Disadvantages of drinking coffee:

• Despite potential benefits, caffeine is addictive, active gastrointestinal problems, insomnia, irregular heartbeat, and anxiety.

• Coffee with caramel and whipped cream frappucino have 380 calories so you have to eat them occasionally.

• Take note of the effects that this drink will produce and enjoy it in moderation or abstain.

• Consider organic varieties.

Organic Foods, Rich in Antioxidants

Organic FoodsMore or less a decade, various investigations have been conducted comparing the nutritional properties of organic foods and food of intensive farming, pesticides or genetically modified seeds.

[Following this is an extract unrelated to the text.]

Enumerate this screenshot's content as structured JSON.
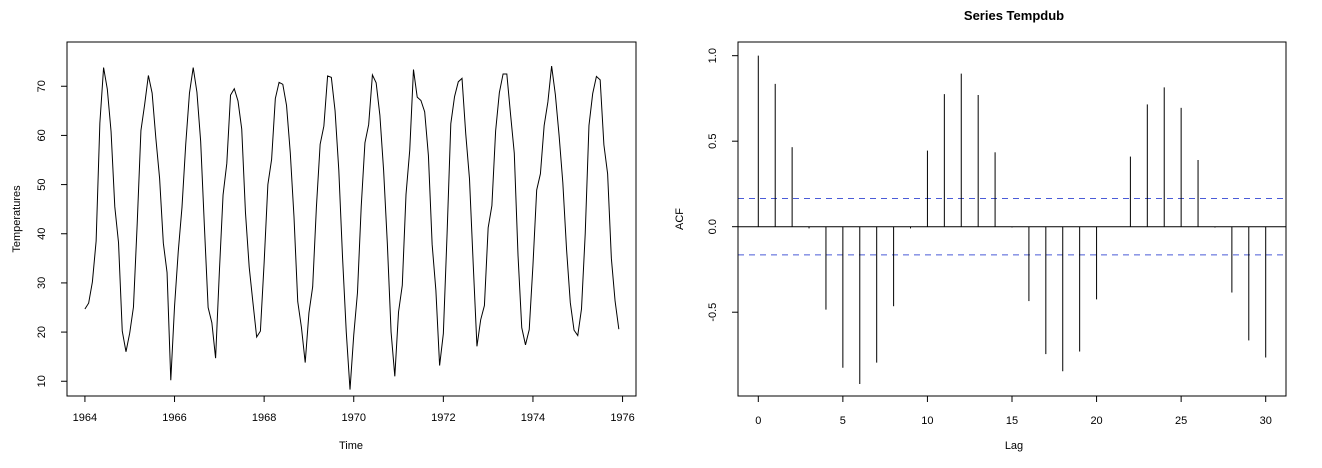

The results so far favor the first and the last survey by European Project Quality Low Input Food (QLIF) showed that fruits and vegetables grown organically or organically have up to 40% more antioxidants than conventional foods. In relation to studies of milk, it was shown that organic milk has up to 60% of healthy fats such as Omega 3 acids and conjugated linoleic acid.

We also know that organic foods concentrate certain substances less harmful to our health, such as pesticides, insecticides and additives commonly used in intensive farming.

While it is important this information is also important to consider the quality and labeling of organic foods, properly to ensure the safety of its production, as they still control in these crops is not well done.